Thursday, January 7, 2010

My Plan - Revised

Now that I've had a few days to organize things in my head I've pruned down My Plan to a few simple items:

1. Closely monitor caloric and nutritional intake. Eat three meals a day along with healthy snacks within my daily calorie target.

2. No eating after 9:30pm.

3. No diet soda or processed foods.

4. Drink lots of water.

5. Exercise 15 minutes per day. Be more active overall.

6. Weigh in once a week and chart progress.

7. Report progress, thoughts, etc on this blog.

8. Seek out tools to help me reach my goal weight of 220 lbs.

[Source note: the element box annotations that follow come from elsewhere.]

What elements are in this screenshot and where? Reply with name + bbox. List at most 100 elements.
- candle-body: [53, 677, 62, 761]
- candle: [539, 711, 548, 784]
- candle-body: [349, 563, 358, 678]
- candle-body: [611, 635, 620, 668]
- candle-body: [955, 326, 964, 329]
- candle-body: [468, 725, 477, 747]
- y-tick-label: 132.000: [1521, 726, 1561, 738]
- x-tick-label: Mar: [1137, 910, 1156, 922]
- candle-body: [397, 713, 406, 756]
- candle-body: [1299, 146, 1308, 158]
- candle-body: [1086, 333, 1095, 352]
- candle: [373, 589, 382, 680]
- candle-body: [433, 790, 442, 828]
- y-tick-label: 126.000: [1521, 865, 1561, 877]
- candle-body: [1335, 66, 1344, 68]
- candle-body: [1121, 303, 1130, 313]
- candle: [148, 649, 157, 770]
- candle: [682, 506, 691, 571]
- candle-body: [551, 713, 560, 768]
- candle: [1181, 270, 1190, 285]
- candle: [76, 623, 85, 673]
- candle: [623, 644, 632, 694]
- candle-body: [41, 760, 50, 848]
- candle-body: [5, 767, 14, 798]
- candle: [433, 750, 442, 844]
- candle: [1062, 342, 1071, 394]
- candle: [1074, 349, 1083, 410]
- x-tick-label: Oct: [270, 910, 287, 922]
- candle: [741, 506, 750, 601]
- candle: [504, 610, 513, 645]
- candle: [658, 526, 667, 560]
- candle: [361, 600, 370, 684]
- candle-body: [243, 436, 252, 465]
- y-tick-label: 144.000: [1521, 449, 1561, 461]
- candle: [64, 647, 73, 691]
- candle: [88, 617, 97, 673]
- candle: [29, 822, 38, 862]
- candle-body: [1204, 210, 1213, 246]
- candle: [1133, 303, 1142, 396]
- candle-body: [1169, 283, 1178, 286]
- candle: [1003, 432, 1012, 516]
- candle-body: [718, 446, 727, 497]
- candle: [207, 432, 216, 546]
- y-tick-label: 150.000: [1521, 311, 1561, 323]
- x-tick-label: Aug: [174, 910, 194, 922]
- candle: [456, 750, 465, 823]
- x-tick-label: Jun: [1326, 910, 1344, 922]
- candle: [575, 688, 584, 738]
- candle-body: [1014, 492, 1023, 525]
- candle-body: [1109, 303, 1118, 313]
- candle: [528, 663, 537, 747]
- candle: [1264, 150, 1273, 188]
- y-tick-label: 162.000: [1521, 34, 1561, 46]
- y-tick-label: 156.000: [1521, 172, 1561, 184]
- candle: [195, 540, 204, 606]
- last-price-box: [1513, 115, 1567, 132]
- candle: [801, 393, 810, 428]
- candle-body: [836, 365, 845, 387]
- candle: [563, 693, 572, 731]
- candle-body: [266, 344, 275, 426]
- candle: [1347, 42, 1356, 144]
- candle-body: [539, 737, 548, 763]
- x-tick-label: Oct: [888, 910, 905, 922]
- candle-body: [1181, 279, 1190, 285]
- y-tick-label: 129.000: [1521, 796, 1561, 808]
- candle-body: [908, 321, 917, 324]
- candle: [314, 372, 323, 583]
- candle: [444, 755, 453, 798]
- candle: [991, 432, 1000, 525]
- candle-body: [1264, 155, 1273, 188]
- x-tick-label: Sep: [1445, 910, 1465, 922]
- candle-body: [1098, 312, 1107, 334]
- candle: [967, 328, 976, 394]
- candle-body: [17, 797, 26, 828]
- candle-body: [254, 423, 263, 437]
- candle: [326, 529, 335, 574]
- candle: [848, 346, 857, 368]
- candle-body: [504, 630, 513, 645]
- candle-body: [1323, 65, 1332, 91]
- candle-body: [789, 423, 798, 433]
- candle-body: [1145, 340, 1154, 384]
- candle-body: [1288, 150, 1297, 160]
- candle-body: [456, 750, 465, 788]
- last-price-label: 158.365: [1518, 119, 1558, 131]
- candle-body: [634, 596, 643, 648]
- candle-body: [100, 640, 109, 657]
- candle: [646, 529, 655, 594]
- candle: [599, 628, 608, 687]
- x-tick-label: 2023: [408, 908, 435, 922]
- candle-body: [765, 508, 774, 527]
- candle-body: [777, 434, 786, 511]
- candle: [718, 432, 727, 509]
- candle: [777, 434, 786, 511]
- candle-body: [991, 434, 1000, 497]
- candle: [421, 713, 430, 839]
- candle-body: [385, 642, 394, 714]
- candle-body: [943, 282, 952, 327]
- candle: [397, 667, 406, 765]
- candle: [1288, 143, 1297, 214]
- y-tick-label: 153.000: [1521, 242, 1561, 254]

9. Reach for support from family, friends and bloggers before I reach for a doughnut.

Sticking to this plan will get me to my goal weight.



  1. of course "doughnut" could be replaced with any junk food.

  2. here some more help ( work for me ). Use to track your food ( free, easy to use ) Be diligent using it. Tracks just about everything else, too. Stop eating after dinner ( like 7pm, not 9:30 - that's too late ). Try eating 5 meals a day, portioning your food allotment accordingly - helps with cravings, blood sugar ups and downs.
    I can't handle tv when I am trying to lose - do something else instead ( you won't believe how much you get done). If no tv, stay online and read weightloss blogs to keep motivated. Hope these help.

  3. thanks for the advice. i'm actually using because it has a Blackberry app which makes it real easy to stay on top of things.